No problem at all. It takes some learning.
Anyway, with git you can very easily modify commits afterwards (commit message and/or content) to submit an updated patch.
git rebase --interactive git commit --amend
// Validate
if (sample_start_address <
device->layout->rb_profile_begin ||
sample_start_address >
device->layout->rb_profile_end ||
sample_end_address <
device->layout->rb_profile_begin ||
(sample_end_address >
device->layout->rb_profile_end &&
sample_end_address != 0xFFFFFFFF)) {
continue;
}
Why did you remove the validation? Now you are using data that is potentially bogus. That's a bad idea!
The cochran_commander_profile_size() function returns sample_size of 0 if these values are bad. If the sample_size is 0 we don't use the data. Although I notice that in one case it will alter sample_end_address, so I added that to the foreach function too.
You are right. I didn't notice that, and that's exactly why I still don't like this construct. I prefer to do the validation right away. That way, the data is always safe to use. Now, you'll run into problems if there is a code path where the function isn't called.

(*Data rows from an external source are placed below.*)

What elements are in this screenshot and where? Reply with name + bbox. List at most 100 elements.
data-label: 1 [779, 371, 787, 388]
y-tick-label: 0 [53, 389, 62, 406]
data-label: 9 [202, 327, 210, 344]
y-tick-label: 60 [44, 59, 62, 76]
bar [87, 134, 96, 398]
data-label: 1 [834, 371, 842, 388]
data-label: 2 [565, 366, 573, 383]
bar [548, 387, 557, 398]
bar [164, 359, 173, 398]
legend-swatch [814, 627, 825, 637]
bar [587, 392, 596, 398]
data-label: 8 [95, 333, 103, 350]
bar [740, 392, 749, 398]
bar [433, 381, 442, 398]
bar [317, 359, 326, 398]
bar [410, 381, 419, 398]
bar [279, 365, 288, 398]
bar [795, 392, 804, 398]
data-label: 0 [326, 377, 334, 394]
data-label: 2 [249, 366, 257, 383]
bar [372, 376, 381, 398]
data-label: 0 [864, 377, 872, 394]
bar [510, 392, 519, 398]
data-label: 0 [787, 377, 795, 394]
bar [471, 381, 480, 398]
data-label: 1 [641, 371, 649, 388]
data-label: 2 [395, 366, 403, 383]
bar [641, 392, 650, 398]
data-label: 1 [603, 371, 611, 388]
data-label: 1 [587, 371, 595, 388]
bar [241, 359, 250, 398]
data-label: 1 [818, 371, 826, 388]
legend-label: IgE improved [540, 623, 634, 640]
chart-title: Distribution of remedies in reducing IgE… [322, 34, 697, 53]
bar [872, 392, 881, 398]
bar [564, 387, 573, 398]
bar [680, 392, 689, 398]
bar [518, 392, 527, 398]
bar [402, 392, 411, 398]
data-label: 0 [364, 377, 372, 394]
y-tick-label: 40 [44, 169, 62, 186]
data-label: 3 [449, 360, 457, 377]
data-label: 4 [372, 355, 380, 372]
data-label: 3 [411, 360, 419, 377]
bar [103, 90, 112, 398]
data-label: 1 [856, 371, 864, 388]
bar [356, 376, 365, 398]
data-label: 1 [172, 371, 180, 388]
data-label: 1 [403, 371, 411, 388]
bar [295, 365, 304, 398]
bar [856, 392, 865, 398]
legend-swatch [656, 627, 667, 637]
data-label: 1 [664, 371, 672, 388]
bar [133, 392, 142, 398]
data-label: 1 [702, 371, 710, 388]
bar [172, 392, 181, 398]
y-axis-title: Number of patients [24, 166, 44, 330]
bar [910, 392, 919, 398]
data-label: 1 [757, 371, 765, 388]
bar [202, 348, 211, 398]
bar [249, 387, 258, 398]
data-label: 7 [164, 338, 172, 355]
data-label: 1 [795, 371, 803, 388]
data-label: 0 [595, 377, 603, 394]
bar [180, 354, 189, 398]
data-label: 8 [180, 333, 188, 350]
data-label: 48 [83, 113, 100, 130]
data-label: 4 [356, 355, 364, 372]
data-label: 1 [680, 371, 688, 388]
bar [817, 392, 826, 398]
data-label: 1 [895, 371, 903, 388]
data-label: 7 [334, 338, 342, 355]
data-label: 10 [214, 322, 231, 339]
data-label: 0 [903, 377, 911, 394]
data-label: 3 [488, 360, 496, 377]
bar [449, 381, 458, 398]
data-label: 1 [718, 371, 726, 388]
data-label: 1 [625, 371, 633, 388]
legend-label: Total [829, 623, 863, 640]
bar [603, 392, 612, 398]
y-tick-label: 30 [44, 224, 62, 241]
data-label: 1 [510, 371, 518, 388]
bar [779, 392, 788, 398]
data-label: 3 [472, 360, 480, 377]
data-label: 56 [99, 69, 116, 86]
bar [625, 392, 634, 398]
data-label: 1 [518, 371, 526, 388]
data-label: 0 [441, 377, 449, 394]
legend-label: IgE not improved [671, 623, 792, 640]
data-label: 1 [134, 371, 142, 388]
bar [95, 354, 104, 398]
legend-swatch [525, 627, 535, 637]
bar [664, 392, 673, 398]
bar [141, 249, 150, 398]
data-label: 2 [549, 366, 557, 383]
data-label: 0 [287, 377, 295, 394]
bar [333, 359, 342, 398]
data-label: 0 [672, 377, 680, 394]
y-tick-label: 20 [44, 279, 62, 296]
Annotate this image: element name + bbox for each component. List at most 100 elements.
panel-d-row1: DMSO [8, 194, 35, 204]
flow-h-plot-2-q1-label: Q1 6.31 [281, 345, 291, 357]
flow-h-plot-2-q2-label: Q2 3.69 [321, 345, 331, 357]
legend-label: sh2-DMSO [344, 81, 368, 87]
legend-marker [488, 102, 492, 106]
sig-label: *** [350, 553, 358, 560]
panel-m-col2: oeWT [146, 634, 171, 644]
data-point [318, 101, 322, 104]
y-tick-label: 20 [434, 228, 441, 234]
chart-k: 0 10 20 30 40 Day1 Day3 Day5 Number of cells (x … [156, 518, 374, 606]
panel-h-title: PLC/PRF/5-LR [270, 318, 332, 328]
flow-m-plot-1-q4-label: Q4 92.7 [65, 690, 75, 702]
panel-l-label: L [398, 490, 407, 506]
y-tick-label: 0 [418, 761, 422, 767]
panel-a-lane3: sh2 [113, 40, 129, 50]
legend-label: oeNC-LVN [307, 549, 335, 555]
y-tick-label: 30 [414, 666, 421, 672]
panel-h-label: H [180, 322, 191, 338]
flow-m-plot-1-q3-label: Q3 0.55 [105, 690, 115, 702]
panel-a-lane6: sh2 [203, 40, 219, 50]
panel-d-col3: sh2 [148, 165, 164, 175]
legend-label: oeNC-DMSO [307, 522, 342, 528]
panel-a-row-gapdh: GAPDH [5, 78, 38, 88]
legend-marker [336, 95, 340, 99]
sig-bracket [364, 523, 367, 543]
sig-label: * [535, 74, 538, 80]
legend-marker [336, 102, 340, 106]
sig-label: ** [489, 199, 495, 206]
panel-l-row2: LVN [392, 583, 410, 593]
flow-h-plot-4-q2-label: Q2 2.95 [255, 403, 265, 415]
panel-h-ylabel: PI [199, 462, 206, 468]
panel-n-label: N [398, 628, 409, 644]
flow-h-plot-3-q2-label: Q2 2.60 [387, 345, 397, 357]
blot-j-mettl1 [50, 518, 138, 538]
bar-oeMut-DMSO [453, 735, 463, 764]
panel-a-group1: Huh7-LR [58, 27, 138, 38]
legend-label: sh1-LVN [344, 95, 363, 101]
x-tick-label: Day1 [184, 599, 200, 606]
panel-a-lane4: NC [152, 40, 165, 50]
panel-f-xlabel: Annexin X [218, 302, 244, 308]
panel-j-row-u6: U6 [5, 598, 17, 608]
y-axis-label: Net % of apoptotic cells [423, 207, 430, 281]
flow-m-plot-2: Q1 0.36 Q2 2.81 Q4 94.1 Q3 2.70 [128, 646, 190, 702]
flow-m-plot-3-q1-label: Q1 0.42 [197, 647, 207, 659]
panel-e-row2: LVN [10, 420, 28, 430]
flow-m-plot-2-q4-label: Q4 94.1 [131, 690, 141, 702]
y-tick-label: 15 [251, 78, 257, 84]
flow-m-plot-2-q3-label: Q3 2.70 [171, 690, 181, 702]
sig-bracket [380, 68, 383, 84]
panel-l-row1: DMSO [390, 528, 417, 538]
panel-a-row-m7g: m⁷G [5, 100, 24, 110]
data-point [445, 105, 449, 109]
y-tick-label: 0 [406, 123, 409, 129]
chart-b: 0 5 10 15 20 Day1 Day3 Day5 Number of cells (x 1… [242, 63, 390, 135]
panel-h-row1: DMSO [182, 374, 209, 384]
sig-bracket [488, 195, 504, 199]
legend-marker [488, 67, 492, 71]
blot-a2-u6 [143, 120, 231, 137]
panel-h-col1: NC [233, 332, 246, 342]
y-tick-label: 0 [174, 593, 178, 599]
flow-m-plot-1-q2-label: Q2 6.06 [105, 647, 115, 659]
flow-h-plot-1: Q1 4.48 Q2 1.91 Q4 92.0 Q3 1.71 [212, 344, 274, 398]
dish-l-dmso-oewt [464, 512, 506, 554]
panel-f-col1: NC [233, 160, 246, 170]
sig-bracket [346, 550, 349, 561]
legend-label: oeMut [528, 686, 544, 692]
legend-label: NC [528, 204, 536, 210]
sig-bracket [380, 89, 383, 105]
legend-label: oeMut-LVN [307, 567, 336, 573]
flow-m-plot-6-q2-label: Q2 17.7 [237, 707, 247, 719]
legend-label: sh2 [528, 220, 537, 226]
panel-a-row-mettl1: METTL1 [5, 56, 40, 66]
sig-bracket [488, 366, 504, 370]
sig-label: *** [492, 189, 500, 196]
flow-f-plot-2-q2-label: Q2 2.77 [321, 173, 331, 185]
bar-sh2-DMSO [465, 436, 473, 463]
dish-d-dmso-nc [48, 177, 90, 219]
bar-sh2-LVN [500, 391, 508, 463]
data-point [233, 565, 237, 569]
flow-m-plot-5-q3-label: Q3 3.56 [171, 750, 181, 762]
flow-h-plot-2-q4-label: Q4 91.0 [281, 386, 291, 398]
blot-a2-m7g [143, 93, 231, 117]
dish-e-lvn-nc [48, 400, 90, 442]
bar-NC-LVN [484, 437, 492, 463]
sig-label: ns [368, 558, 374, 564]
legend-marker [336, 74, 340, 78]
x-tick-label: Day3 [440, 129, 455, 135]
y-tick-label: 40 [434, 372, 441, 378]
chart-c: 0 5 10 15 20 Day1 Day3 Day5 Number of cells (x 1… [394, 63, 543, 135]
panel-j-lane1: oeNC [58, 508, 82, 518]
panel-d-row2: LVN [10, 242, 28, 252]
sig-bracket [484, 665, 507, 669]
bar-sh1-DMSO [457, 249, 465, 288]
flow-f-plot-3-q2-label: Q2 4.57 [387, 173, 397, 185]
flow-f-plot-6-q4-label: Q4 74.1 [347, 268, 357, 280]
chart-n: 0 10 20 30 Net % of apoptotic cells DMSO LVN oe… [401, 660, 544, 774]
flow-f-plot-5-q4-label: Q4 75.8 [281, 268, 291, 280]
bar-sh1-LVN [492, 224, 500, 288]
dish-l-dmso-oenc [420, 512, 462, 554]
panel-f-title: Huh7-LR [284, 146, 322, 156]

BTW, I usually also prefer to report errors instead of silently ignoring them. It's might be a bit less convenient for the end-user that runs into the problem, but bug fixing becomes easier. Because that makes the difference between a bugreport saying "something looks wrong" versus "it fails with error X (at line Y in file Z)".
do {
rc = cochran_commander_read
(device, &progress, sample_start_address, dive + device->layout->rb_logbook_entry_size, sample_size);
} while (rc != DC_STATUS_SUCCESS &&
tries++ < 3);
What's the reason for the retrying here? You don't do it elsewhere (for example when reading the logbook, or from the cochran_commander_device_{read,dump} functions), so I wonder what's different here.
Reading from the Cochran at the high baud rates isn't reliable. Very large reads (multiple MB) result in errors about 1/3rd of the time. This is reason why I decided to read each dive profile individually. Small reads are more reliable but when reading hundreds of times it's likely a read error will occur.
In that case you should integrate the retrying in the cochran_commander_read() function itself (or some extra helper function). Then you no longer have to duplicate the retrying code everywhere the function is being called.
if (rc != DC_STATUS_SUCCESS) {
ERROR (abstract->context,
"Failed to read the sample data.");
return rc;
Again a memory leak here! There are two similar ones a few lines below.
Fixed.
There is still memory leak left. The "dive" pointer isn't freed when you jump to the error handler.